= American Financial Services Association =

Logo of the American Financial Services Association.

American Financial Services Association (AFSA) is a trade association for the U.S. consumer credit industry headquartered in Washington, D.C. AFSA’s 450 members include consumer and commercial finance companies, vehicle finance/leasing companies, mortgage lenders, credit card issuers, industrial banks and industry suppliers. AFSA is a founding member of Americans Well-informed on Automobile Retailing Economics. Bill Himpler currently serves as the President & CEO.

==History==
The association was founded in 1916 as the American Association of Small Loan Brokers. The group was formed to promote state laws that would make small loans more readily available to average Americans, who had few options at the time to receive small personal loans. The association changed names several times throughout the years before its merger in 1971 with the American Industrial Bankers Association, an organization of industrial banks, thrift and loan companies, and sales finance companies. By 1983, the association’s members included diversified financial services firms and consumer credit subsidiaries of retailing firms, prompting another name change to the American Financial Services Association, which it is still known as today.

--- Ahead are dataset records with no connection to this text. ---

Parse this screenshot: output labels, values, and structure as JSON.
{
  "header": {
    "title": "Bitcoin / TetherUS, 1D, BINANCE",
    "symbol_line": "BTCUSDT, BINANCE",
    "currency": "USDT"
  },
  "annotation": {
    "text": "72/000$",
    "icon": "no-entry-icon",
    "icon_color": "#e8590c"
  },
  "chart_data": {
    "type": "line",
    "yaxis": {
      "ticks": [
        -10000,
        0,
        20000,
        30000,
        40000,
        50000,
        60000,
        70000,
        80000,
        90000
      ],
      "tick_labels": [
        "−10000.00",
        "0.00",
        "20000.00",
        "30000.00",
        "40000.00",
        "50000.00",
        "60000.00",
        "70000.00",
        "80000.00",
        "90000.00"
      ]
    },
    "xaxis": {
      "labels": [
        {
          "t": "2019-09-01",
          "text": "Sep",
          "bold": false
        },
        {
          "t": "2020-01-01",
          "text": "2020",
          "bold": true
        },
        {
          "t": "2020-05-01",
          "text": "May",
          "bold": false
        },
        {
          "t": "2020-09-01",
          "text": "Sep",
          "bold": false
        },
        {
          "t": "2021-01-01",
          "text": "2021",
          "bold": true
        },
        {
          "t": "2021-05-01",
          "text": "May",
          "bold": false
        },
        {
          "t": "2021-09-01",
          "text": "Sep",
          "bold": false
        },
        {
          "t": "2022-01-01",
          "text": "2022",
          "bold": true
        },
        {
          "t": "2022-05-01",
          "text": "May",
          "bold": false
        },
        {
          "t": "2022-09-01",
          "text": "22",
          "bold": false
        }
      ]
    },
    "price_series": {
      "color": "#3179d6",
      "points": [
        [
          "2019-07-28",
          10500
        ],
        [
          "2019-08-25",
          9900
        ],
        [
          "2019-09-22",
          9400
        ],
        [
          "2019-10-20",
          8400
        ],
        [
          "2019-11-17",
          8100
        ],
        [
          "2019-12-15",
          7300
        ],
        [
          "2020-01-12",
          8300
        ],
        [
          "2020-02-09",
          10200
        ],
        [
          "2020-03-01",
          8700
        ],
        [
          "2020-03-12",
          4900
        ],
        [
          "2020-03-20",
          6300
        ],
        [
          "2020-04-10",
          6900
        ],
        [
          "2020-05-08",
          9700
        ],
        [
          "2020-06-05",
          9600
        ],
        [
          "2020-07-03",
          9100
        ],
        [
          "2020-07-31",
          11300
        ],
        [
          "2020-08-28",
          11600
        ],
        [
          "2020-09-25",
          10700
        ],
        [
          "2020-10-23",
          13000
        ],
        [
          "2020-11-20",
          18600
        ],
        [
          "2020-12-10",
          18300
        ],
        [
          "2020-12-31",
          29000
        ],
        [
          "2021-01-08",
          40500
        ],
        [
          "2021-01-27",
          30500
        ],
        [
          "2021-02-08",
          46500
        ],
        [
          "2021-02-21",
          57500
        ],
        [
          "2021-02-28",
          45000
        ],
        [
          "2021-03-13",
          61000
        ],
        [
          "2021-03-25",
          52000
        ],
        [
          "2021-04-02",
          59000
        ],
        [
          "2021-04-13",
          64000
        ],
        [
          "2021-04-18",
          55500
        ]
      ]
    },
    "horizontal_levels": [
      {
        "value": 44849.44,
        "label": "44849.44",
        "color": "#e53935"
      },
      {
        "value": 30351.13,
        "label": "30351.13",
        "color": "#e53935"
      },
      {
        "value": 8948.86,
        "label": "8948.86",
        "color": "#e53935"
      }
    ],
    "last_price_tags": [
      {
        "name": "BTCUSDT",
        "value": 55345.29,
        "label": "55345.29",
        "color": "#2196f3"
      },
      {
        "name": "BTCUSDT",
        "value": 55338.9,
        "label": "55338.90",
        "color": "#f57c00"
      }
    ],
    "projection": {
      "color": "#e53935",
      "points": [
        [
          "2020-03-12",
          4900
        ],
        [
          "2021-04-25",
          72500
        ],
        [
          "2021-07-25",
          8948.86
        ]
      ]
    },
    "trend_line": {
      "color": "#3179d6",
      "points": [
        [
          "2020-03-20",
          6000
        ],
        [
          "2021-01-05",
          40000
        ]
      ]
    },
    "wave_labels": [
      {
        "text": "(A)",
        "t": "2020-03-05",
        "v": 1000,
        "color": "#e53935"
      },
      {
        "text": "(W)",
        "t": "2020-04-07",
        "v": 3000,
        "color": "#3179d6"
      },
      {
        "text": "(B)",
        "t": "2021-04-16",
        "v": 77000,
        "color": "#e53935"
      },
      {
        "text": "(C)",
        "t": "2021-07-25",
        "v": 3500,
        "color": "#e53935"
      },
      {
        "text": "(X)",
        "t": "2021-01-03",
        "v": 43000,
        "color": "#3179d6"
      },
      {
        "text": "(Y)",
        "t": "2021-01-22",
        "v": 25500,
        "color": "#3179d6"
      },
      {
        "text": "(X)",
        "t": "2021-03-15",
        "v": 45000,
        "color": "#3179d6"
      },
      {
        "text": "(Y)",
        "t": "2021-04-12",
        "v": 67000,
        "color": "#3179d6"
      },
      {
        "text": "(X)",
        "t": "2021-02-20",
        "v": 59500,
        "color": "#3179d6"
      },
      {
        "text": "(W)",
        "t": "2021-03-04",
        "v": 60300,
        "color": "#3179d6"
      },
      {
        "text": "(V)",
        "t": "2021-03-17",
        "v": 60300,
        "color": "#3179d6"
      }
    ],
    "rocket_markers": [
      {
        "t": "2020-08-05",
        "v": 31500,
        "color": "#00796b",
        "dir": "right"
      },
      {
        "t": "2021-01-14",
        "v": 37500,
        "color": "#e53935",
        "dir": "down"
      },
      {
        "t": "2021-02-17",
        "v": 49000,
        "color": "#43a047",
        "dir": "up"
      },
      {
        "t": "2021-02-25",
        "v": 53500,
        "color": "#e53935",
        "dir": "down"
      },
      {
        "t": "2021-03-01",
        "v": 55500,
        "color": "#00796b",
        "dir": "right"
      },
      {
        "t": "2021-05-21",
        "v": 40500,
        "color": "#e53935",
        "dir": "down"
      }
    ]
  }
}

==AFSA Education Foundation==
The AFSA Education Foundation (AFSAEF) is a non-profit AFSA affiliate with the mission to help consumers realize the benefits of responsible money management, understand the credit process and seek help if credit problems occur. AFSAEF offers a number of free publications for consumers on topics from holiday spending to vehicle financing. MoneySKILL is a free online personal finance course for high school students on money management fundamentals.